Siz bu yasa tasarısıyla hâkimlik teminatını yerle yeksan edeceksiniz. Hukuk fakültesini bitirip idealistçe hâkim, savcı olmak isteyenler için yazılı ve sözlü sınav koyuyorsunuz, çok güzel ama diyorsunuz ki: "Yazılı sınav yüzde 60, sözlü sınav yüzde 40 dikkate alınacak." Sözlü sınav nedir Allah aşkınıza? Ben söyleyeyim, AKP'ye yakın olan heyetin subjektif kriterlere göre hâkim adaylarını mesleğe kabulüdür yani başka bir deyişle AKP'ye yakın olan hâkim adaylarının hâkim olmasıdır. (CHP sıralarından alkışlar) Çünkü yazılı sınavdan çok yüksek puan almış bile olsa hâkim adayı, sözlü sınavı geçemezse mesleğe kabul olmayacaktır.
Son zamanlarda sayenizde kayyumluk en popüler mesleklerden biri oldu. Şirketin birine kayyum olarak atıyorsunuz ve ne hikmetse kayyum atanan şirketlerin hemen hepsi batıyor. Bu tasarıyla o kayyumlara da bir koruma kılıfı getiriyorsunuz. Şirketleri kasten batırılan şirket sahipleri devlete karşı tazminat davası açabilecek, tazminat alabilecek ancak devlet, kayyuma sadece görevi kötüye kullanma suçundan hüküm giymişse rücu ettirebilecek. Böylece, AKP yandaş olan kayyuma da büyük bir koruma getirmiş oluyor bu yasa tasarısıyla.

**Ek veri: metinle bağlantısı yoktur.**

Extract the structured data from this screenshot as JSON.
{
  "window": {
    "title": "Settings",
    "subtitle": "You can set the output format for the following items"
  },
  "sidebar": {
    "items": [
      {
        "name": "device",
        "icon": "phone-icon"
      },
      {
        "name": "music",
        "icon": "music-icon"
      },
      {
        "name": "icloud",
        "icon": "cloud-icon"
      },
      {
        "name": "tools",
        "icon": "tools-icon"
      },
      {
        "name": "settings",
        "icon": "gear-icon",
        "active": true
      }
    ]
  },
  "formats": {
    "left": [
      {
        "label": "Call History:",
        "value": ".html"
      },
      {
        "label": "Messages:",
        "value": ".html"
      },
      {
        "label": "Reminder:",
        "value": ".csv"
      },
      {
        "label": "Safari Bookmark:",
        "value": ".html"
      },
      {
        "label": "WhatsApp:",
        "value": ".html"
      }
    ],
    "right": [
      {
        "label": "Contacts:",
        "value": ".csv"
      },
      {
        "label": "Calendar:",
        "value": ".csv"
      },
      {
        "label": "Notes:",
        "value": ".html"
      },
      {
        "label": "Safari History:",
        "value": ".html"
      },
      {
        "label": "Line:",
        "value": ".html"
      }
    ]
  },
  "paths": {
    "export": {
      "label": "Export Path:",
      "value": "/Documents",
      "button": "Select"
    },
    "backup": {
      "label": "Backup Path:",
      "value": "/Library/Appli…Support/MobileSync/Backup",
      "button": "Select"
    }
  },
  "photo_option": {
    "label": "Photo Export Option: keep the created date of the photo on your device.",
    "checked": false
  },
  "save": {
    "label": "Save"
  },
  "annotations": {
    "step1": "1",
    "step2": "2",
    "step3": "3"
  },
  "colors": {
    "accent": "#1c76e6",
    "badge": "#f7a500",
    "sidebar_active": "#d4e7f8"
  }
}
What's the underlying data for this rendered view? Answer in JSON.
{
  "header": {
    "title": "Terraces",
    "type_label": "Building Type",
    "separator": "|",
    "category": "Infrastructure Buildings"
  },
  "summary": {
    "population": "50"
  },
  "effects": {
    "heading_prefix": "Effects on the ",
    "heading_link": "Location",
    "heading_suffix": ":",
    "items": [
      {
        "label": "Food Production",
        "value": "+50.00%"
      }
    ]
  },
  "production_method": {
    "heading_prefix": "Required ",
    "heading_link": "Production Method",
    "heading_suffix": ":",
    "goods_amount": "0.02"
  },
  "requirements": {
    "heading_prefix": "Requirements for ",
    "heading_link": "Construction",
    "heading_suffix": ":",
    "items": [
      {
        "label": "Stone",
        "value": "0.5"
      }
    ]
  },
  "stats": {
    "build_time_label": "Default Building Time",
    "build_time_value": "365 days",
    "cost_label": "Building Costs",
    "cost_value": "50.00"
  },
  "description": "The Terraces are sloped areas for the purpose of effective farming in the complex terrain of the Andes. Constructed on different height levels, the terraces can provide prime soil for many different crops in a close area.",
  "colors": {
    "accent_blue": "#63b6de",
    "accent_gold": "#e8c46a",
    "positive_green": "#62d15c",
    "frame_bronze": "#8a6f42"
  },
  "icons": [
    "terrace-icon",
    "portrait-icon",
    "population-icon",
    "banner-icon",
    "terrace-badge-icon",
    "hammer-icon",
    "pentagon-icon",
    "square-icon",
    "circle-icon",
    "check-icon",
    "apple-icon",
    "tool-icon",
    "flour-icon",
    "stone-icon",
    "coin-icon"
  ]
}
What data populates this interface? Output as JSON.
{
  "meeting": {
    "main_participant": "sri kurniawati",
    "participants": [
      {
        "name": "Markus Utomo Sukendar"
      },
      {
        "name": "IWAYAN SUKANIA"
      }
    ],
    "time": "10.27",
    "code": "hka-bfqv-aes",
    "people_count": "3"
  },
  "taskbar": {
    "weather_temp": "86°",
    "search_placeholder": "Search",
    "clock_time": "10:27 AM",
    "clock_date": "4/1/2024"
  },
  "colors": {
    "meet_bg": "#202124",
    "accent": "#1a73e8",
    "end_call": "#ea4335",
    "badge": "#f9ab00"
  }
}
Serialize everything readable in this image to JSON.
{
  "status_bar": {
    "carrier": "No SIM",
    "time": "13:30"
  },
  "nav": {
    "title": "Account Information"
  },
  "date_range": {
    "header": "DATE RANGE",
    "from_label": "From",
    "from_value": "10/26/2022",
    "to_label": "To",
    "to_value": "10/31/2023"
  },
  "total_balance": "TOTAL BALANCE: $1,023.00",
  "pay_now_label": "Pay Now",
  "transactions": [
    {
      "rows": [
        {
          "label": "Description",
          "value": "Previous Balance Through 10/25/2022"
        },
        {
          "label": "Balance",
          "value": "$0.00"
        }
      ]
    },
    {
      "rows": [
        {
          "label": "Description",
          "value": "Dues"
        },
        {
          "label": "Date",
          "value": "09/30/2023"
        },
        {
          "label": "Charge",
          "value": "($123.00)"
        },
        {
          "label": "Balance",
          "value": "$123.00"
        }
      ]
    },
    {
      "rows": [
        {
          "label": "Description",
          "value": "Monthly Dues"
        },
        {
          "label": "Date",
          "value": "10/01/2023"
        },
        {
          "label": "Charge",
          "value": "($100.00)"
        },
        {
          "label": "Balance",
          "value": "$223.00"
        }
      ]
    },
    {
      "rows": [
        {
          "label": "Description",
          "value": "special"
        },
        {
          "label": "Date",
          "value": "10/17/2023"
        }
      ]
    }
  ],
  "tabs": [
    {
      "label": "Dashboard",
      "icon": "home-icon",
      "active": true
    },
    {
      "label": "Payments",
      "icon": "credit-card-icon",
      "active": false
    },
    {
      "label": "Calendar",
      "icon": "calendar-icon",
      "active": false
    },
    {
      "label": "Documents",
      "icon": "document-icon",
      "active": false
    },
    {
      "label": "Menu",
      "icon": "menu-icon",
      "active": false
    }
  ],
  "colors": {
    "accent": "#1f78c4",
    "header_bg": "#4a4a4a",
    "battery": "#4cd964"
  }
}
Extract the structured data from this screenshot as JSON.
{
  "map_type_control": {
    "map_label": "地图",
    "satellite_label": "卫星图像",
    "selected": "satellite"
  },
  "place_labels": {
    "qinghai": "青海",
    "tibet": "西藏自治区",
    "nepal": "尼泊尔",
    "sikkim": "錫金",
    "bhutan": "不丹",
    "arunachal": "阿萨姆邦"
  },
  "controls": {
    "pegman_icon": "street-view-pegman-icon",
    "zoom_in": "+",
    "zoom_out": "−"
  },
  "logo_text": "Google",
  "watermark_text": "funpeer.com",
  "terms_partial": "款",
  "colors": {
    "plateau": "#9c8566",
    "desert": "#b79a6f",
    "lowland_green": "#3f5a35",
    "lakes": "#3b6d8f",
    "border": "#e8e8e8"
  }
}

İktidara geldiğiniz günden beri kendinizden olmayan herkesi ötekileştiren, dışlayan, sizi desteklemeyenleri, sizi eleştirenleri, sizden olmayanları ayrıştıran AKP Hükûmeti, bu tasarıyla yüksek yargıda kendisi gibi düşünmeyen, kendisinin isteği doğrultusunda karar vermeyen yüksek yargı üyesi hâkimleri tasfiyeyi amaçlamaktadır. Ben size asrın lideri, cumhuriyetimizin kurucusu Büyük Önder Mustafa Kemal Atatürk'ün sözlerini hatırlatmak istiyorum. Büyük Önder ne diyor biliyor musunuz, sizlere ta 1920'lerden seslenmiş, bugünleri görerek seslenmiş: "Adalet gücü bağımsız olmayan bir milletin, devlet hâlinde varlığı kabul olunmaz." Onun bu sözlerini örnek almanızı diliyorum.